OWASP recommends Argon2id with a minimum configuration of: memory 19 MiB, iterations 2, parallelism 1. These parameters should be tuned to take approximately 0.5-1 second per hash on the production hardware.

Applications of Hash Functions

Cryptographic hash functions serve as building blocks across virtually all areas of information security:

Digital Signatures: The message is hashed before signing, so the signature covers a fixed-size digest rather than the entire (potentially very large) message. See Digital Signatures.

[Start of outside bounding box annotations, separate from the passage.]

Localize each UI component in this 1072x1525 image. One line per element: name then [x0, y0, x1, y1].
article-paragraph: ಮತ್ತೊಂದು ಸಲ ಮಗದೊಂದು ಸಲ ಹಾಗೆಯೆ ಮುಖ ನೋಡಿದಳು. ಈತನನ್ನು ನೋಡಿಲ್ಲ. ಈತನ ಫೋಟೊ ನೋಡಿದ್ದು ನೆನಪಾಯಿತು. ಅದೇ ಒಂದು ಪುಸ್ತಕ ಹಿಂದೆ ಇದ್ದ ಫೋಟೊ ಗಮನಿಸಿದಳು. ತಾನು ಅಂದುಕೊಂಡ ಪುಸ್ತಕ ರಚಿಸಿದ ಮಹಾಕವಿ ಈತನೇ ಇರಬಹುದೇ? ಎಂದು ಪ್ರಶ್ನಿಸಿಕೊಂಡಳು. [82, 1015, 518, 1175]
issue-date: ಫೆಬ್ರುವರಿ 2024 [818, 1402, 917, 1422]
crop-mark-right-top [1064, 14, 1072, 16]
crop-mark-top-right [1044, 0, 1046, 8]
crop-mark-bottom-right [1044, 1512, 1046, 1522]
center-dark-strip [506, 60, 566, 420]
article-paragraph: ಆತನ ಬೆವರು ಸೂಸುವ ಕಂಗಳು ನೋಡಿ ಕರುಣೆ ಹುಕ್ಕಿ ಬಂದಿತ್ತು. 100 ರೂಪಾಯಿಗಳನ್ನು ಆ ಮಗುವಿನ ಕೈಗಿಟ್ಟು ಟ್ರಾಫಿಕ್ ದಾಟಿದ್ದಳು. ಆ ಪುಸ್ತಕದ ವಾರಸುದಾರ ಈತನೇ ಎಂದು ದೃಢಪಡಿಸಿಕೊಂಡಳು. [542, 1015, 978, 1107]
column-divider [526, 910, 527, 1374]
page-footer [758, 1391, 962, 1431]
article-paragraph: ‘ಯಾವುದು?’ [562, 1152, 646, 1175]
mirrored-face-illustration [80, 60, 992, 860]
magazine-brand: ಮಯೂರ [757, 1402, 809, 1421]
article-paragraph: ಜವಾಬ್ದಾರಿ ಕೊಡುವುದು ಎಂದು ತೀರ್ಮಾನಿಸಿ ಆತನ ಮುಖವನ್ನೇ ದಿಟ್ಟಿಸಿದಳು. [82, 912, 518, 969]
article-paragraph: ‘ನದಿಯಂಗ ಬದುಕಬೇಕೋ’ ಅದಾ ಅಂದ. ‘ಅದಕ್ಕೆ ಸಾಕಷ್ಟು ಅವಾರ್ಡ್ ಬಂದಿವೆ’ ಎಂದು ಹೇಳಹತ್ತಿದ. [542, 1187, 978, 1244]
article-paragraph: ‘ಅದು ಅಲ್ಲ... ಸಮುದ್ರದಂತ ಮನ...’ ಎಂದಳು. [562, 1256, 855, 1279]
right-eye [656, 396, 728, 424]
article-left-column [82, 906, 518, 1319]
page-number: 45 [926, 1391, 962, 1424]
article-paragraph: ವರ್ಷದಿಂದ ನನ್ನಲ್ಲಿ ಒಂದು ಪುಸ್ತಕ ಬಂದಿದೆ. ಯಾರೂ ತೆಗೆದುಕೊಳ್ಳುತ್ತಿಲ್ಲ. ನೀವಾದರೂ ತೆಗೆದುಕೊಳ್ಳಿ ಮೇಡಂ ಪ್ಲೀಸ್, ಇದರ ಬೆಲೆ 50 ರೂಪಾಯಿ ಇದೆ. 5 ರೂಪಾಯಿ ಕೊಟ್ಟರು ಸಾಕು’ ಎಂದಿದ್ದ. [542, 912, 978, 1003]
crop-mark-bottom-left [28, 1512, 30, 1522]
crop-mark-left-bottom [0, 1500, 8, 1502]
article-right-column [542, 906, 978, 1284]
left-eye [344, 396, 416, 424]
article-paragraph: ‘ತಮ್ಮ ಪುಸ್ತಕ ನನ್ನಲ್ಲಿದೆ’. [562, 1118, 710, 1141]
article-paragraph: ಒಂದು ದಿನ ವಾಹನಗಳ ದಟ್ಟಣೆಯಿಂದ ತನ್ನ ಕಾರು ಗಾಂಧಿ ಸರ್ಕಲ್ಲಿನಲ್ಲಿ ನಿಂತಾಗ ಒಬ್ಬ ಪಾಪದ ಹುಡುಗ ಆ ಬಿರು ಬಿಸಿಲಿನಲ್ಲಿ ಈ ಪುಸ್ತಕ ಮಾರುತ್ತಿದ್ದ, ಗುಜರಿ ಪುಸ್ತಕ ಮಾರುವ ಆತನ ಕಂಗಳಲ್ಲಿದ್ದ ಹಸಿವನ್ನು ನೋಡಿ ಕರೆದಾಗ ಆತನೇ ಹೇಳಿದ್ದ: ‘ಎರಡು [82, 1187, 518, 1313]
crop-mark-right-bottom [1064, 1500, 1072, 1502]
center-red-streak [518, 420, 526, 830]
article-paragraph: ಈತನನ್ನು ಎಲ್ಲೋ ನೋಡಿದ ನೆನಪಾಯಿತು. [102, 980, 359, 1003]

HMAC (Hash-based Message Authentication Code): HMAC combines a hash function with a secret key to provide both integrity and authentication. HMAC-SHA256(key, message) is widely used in API authentication, JWT tokens, and session management.

Data Integrity: File hashes (checksums) verify that downloaded files have not been corrupted or tampered with. Software repositories publish SHA-256 hashes alongside their packages.

Blockchain and Proof-of-Work: Bitcoin's mining process requires finding a nonce such that SHA256(SHA256(block_header)) produces a hash below a target value. The one-wayness of SHA-256 ensures that the only way to find such a nonce is exhaustive trial-and-error.

Key Derivation: Key derivation functions like HKDF (HMAC-based Key Derivation Function) use hash functions to derive multiple cryptographic keys from a single shared secret, as in the TLS 1.3 key schedule.

Content-Addressable Storage: Git uses SHA-1 (migrating to SHA-256) to identify every object (commit, tree, blob) by its content hash. IPFS uses multihash for content addressing in distributed file systems.

Algorithm Comparison

Algorithm	Output Size	Speed (cycles/byte)	Year	Security Status	Use Case
MD5	128 bits	~5	1991	Broken	Non-security checksums only
SHA-1	160 bits	~7	1995	Deprecated	Legacy systems only
SHA-256	256 bits	~12	2001	Secure	General purpose (recommended)
SHA-512	512 bits	~8 (64-bit)	2001	Secure	64-bit platforms, higher security margin
SHA-3-256	256 bits	~10	2015	Secure	Diversity, length extension immunity
BLAKE2b	Up to 512 bits	~3	2012	Secure	High-performance hashing
BLAKE3	256 bits	~1	2020	Secure	Extreme performance, parallelism

For new applications requiring a general-purpose hash, SHA-256 is the standard choice. For performance-critical applications, BLAKE3 offers dramatically higher throughput while maintaining security. For password hashing specifically, always use Argon2id or bcrypt -- never a general-purpose hash function.

For related topics, see Symmetric Encryption (which uses hash functions internally) and Public Key Infrastructure (which uses hash functions for certificate fingerprints).

References

Rivest, R. (1992). RFC 1321: The MD5 Message-Digest Algorithm.
NIST (2015). FIPS 180-4: Secure Hash Standard (SHS).
NIST (2015). FIPS 202: SHA-3 Standard: Permutation-Based Hash and Extendable-Output Functions.
Wang, X., & Yu, H. (2005). "How to Break MD5 and Other Hash Functions." EUROCRYPT 2005, Springer.
Stevens, M., et al. (2017). "The First Collision for Full SHA-1." CRYPTO 2017, Springer.
Provos, N., & Mazieres, D. (1999). "A Future-Adaptable Password Scheme." USENIX Annual Technical Conference.
Biryukov, A., Dinu, D., & Khovratovich, D. (2016). "Argon2: New Generation of Memory-Hard Functions for Password Hashing and Other Applications." IEEE European Symposium on Security and Privacy.
Krawczyk, H. (2010). RFC 5869: HMAC-based Extract-and-Expand Key Derivation Function (HKDF).
Aumasson, J.-P., et al. (2013). "BLAKE2: Simpler, Smaller, Fast as MD5." ACNS 2013, Springer.
O'Connor, S., et al. (2020). "BLAKE3: One function, fast everywhere." Specification document.